Aguero, as if shut up folks like me who maybe under-appreciate his brilliance, scored with a header.  Then Ba, on the half-turn, following poor defending, got Chelsea back in it.  There followed a period where City, in their turn, drifted and sat, giving Oscar and co the chance to create and me the time to indulge reservations about the clunkiness of Barry as Oscar and co breezed past him.  (Couple of years ago both Barry and Milner looked proper England players; now they could barely be more limited, more uninspiring; what happened?  Oh – they’re England players!!)  On the plus side this meant the match was pretty close to exhilarating at times, as Chelsea poured forward for the inevitable equaliser.  It never came.  City won.
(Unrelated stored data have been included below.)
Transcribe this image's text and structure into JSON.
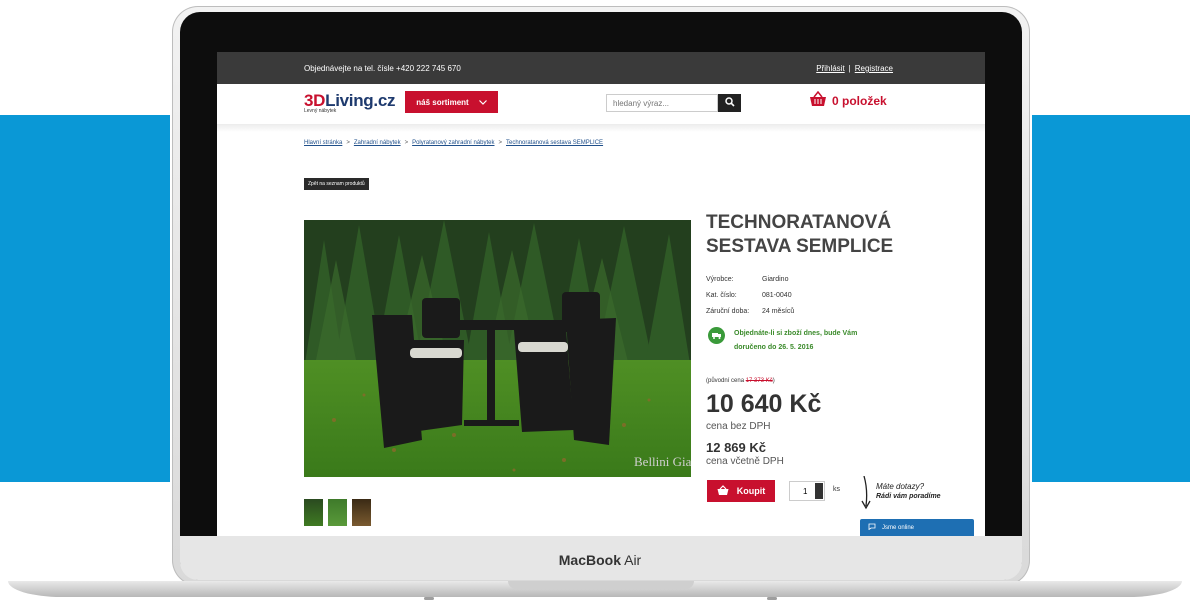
{
  "page": {
    "device_label_bold": "MacBook",
    "device_label_rest": "Air"
  },
  "topbar": {
    "phone_text": "Objednávejte na tel. čísle +420 222 745 670",
    "login": "Přihlásit",
    "separator": "|",
    "register": "Registrace"
  },
  "header": {
    "logo_prefix": "3D",
    "logo_main": "Living.cz",
    "logo_tagline": "Levný nábytek",
    "assortment_label": "náš sortiment",
    "search_placeholder": "hledaný výraz...",
    "cart_label": "0 položek"
  },
  "breadcrumb": {
    "items": [
      "Hlavní stránka",
      "Zahradní nábytek",
      "Polyratanový zahradní nábytek",
      "Technoratanová sestava SEMPLICE"
    ],
    "separator": ">"
  },
  "back_button": "Zpět na seznam produktů",
  "product": {
    "title_line1": "TECHNORATANOVÁ",
    "title_line2": "SESTAVA SEMPLICE",
    "specs": [
      {
        "key": "Výrobce:",
        "value": "Giardino"
      },
      {
        "key": "Kat. číslo:",
        "value": "081-0040"
      },
      {
        "key": "Záruční doba:",
        "value": "24 měsíců"
      }
    ],
    "delivery_text": "Objednáte-li si zboží dnes, bude Vám doručeno do",
    "delivery_date": "26. 5. 2016",
    "original_prefix": "(původní cena",
    "original_price": "17 373 Kč",
    "original_suffix": ")",
    "price": "10 640 Kč",
    "price_note": "cena bez DPH",
    "price_vat": "12 869 Kč",
    "price_vat_note": "cena včetně DPH",
    "image_watermark": "Bellini Giardino",
    "buy_label": "Koupit",
    "quantity": "1",
    "quantity_unit": "ks"
  },
  "help": {
    "line1": "Máte dotazy?",
    "line2": "Rádi vám poradíme"
  },
  "chat": {
    "label": "Jsme online"
  },
  "colors": {
    "brand_red": "#c8102e",
    "band_blue": "#0a98d6",
    "delivery_green": "#3a8a2a",
    "chat_blue": "#1e6fb3"
  }
}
Many of us have mixed feelings about football being in the hands of people who don’t know the game, or worse still could never convince us they want to listen to our understandings of its daft joys.  In that way there are parallels with capitalist politics, yes?  (He asked, absurdly.)  Maybe I’m a pompous arse but I am not entirely able to untangle my feelings about these clubs/this match from the crassness and delusion and cynicism at the heart of the contemporary game.  Chelsea FC and Manchester City FC, as well as having some of the world’s significant footballing talents to call upon, represent now a lot of stuff that ain’t good.  I don’t say them alone… but they are the apex of a crappy Premiership triangle; or maybe polygon; or maybe something bit more insidiously amorphous.

Things aren’t simple anymore; the exposure is so massive, the intensity so SO unreally high definition that we are being invited to pay homage rather than view.  This troubles me.  Odd to be so dissenting of a really pretty captivating match?  Perhaps.  Perhaps.